Pan de cañada. (Lamineros)

#Masas, panes y repostería 21 enero 2021

Guayen estaba dispuesta a darle una sorpresa a su madre. Ya hace días que le ronda por la cabeza, pero desde que está en Ainsa,  para poco por Huesca. Esta semana libra y puede pasar toda la semana en casa. Había llegado su momento. Mil veces había hablado su abuela María Jesús del abuelo Santos cuando bajaba a Ejea y les traía Pan de cañada. Desde que tenían el Thermomix® le gustaba alcahuetear las recetas desde la app y había descubierto la que haría feliz a Raquel. Le costó encontrar la levadura, más por su falta de conocimientos culinarios que por ser difícil de hacerlo. Ya tenía todos los ingredientes. La harina era de Villamayor, de las mejores de la zona. Con la Thermomix® le resultaba muy fácil.


Claro, a la hora de poner el horno en marcha ya era otra cosa, así que decidió llamar a Joan.


-¡Hola Joan! Soy Guayen.


-¡Hola preciosa! ¡Que gran sorpresa!


-Verás, es que tengo unos días de fiesta y quiero darle una sorpresa a mi madre. Estoy haciendo una masa con la Thermomix® . Hasta ahí muy bien, pero no me aclaro con el horno.


-Es muy fácil, has de poner el horno por arriba y por abajo a la temperatura que te pide. Siempre que no indique lo contrario en la receta. ¿Qué vas a hacer?


-Pan de cañada.


-¡Madre mía, es espectacular! Tu madre estará encantada. ¡Quiero foto!

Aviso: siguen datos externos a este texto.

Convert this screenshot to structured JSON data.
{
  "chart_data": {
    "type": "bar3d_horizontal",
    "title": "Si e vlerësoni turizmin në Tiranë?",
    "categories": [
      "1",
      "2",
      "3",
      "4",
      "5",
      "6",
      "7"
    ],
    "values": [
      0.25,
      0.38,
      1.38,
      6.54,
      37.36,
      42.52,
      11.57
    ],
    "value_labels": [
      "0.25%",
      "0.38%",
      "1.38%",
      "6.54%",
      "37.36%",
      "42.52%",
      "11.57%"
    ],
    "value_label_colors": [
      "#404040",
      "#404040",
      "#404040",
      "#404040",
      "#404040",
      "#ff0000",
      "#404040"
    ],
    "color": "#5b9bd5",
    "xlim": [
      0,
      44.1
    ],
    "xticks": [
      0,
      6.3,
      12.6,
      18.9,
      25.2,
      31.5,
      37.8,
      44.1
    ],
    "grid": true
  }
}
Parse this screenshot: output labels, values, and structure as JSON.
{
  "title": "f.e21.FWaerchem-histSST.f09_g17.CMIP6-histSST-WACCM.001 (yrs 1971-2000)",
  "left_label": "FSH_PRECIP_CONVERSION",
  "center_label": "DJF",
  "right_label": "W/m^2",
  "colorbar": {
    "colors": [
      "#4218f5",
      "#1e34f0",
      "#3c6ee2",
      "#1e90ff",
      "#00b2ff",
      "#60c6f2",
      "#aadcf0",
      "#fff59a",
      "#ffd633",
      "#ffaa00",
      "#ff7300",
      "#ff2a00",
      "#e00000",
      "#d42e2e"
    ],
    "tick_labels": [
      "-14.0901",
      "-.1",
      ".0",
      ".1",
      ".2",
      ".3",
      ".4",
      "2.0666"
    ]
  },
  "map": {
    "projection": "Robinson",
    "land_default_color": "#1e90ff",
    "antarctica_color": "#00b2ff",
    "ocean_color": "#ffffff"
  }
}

-Por supuesto la tendrás. Muchas gracias. Un besico.


-Otro para ti y para todos.


Aclarada la duda y hecha la masa solo tuvo que esperar unos minutos para poder ver su trabajo realizado.

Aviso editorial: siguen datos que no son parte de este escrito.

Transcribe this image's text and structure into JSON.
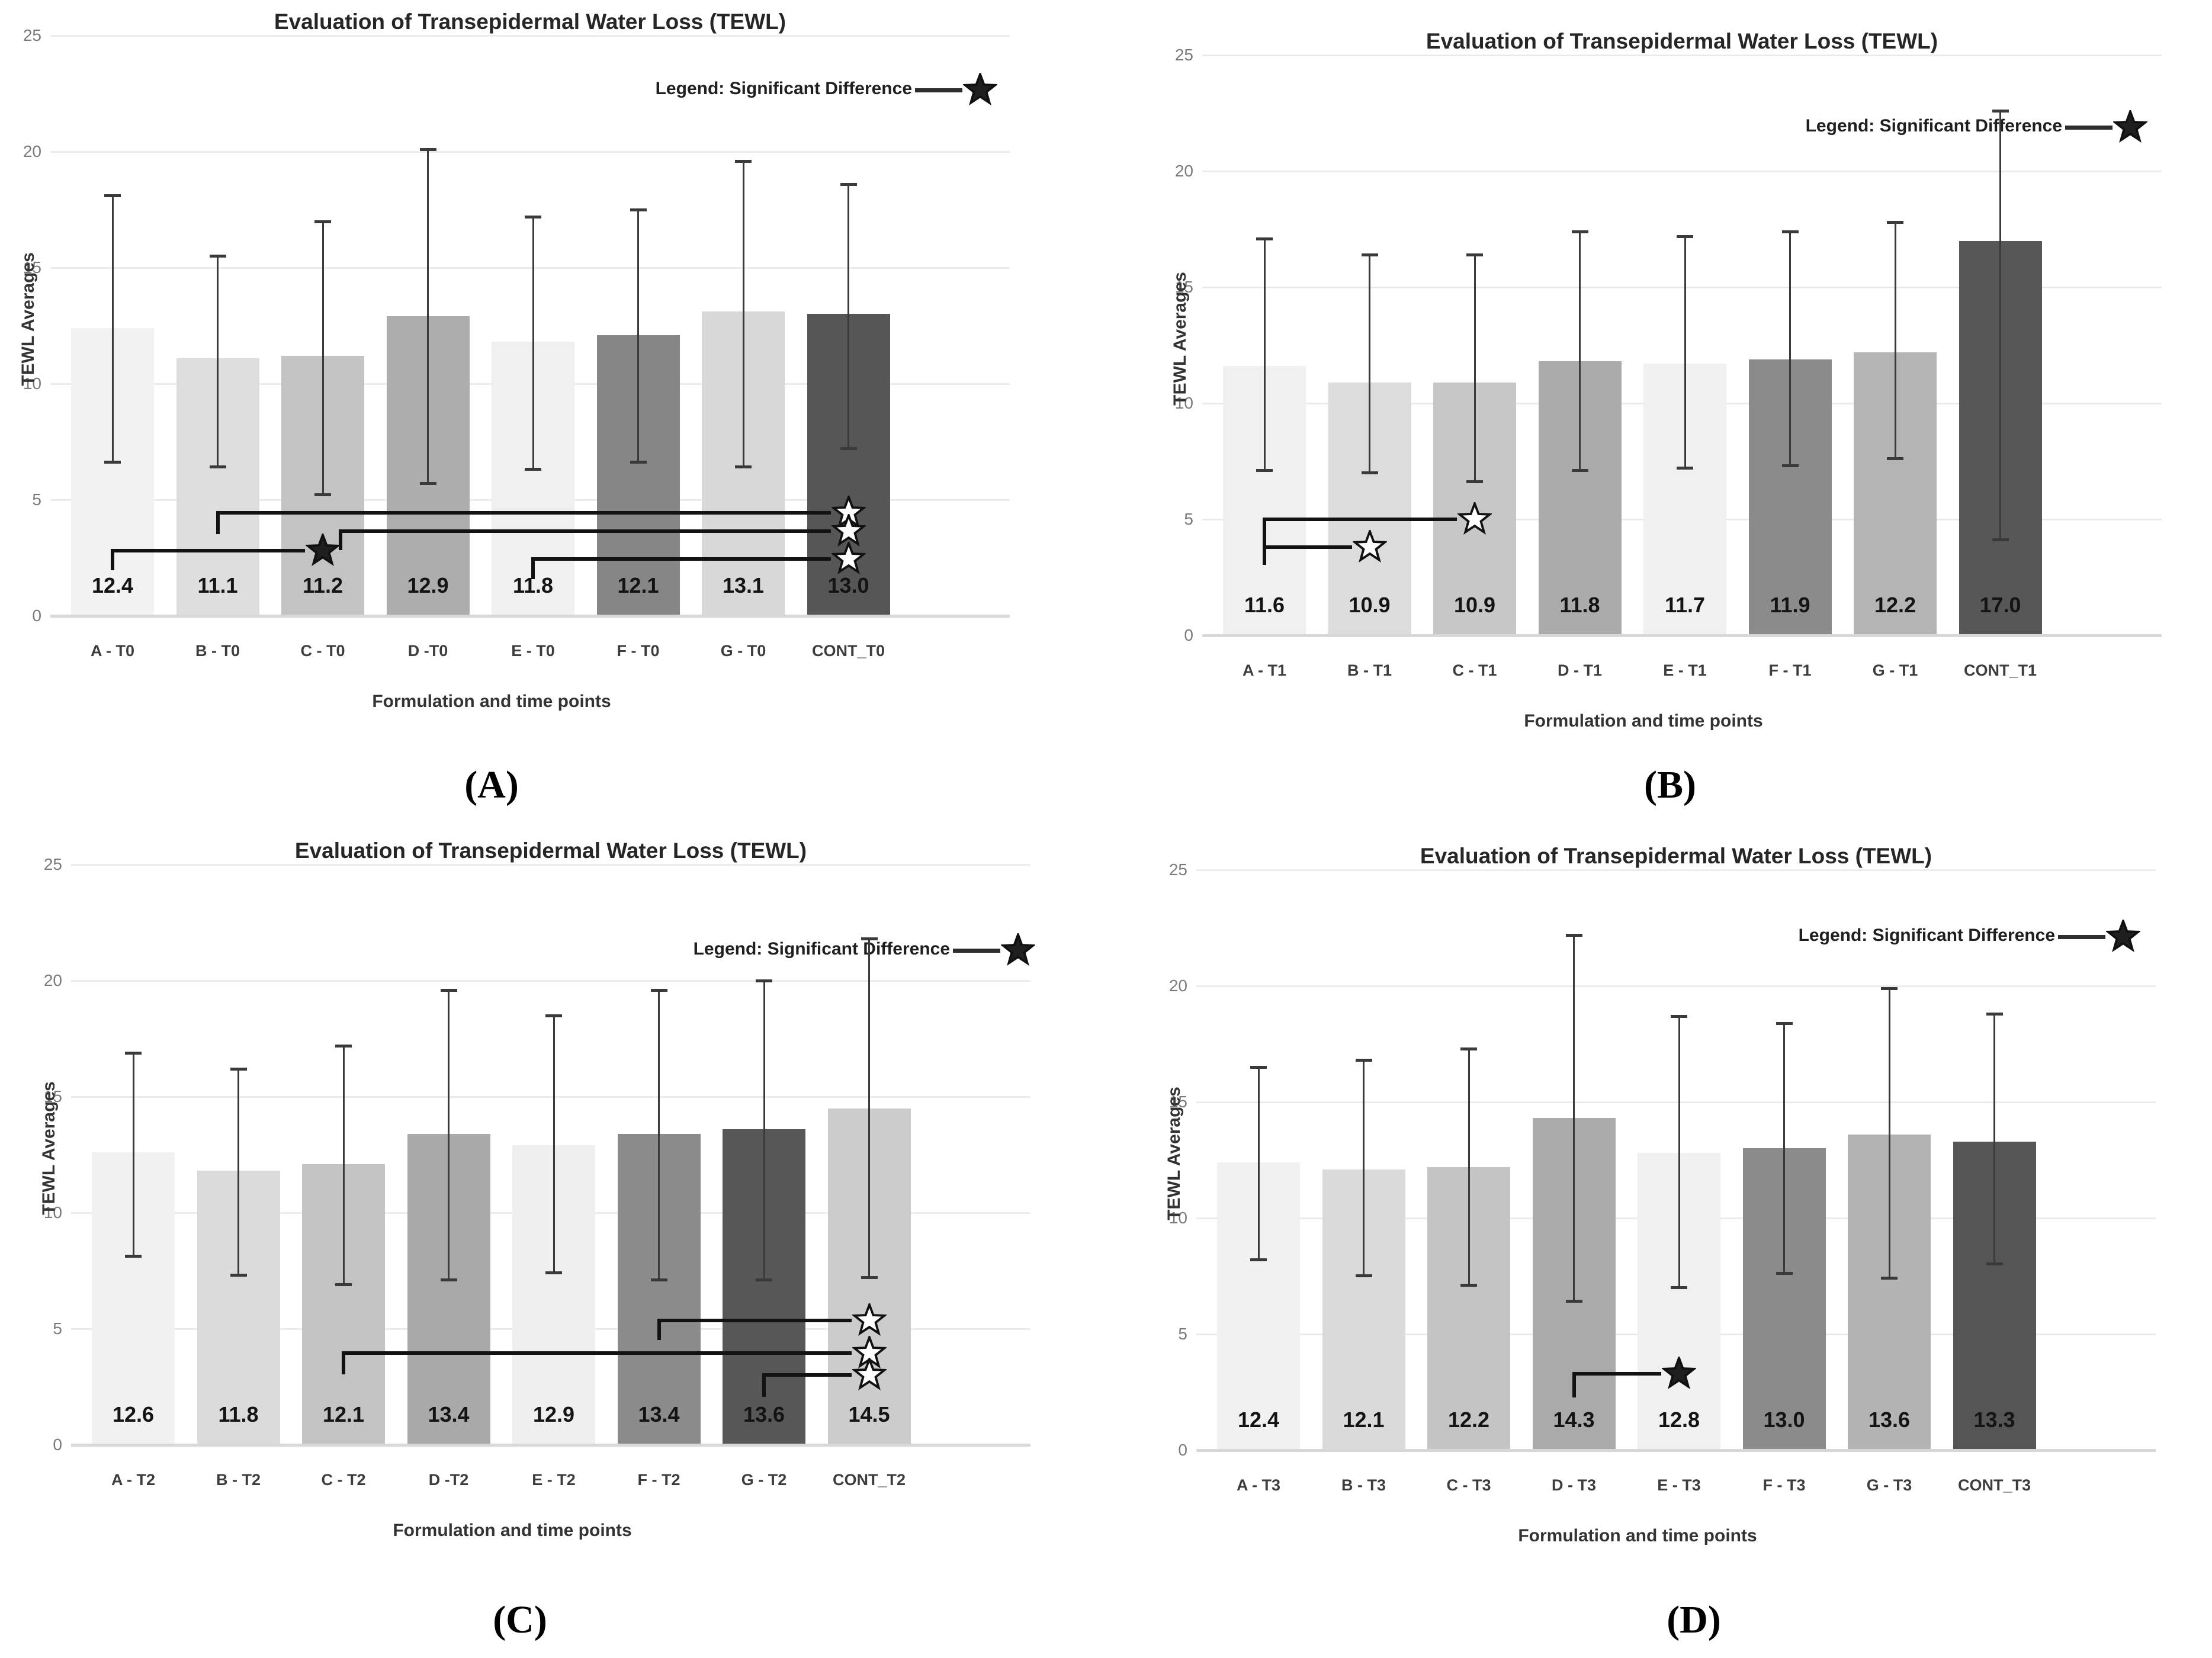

Este pan era típico entre los pastores aragoneses. Tiene la forma del zurrón y era un buen recurso para transportar cuando hacían la trashumancia. No es extraño encontrarlo en cualquier parte de Aragón.


Sacó el pan del horno y se tuvo que contener para no empezarlo. Entre el aspecto y el olor era muy difícil no pellizcarlo. Hizo unas cuantas fotos y las colgó en Instagram con un pie de foto. Mi primer pan con Thermomix® . Sabía que su abuela María Jesús estará orgullosa de su logro. 


Se oyó la puerta. Raquel ya estaba entrando en casa.


-¡Guayén!  ¿Qué es lo que huele tan bien?


Al entrar en la cocina y ver el pan se le saltaron la lágrimas y le vinieron recuerdos de alguna tarde de verano en el corral de la casa de sus abuelos en Bardenas. Miró a Guayen y la abrazó.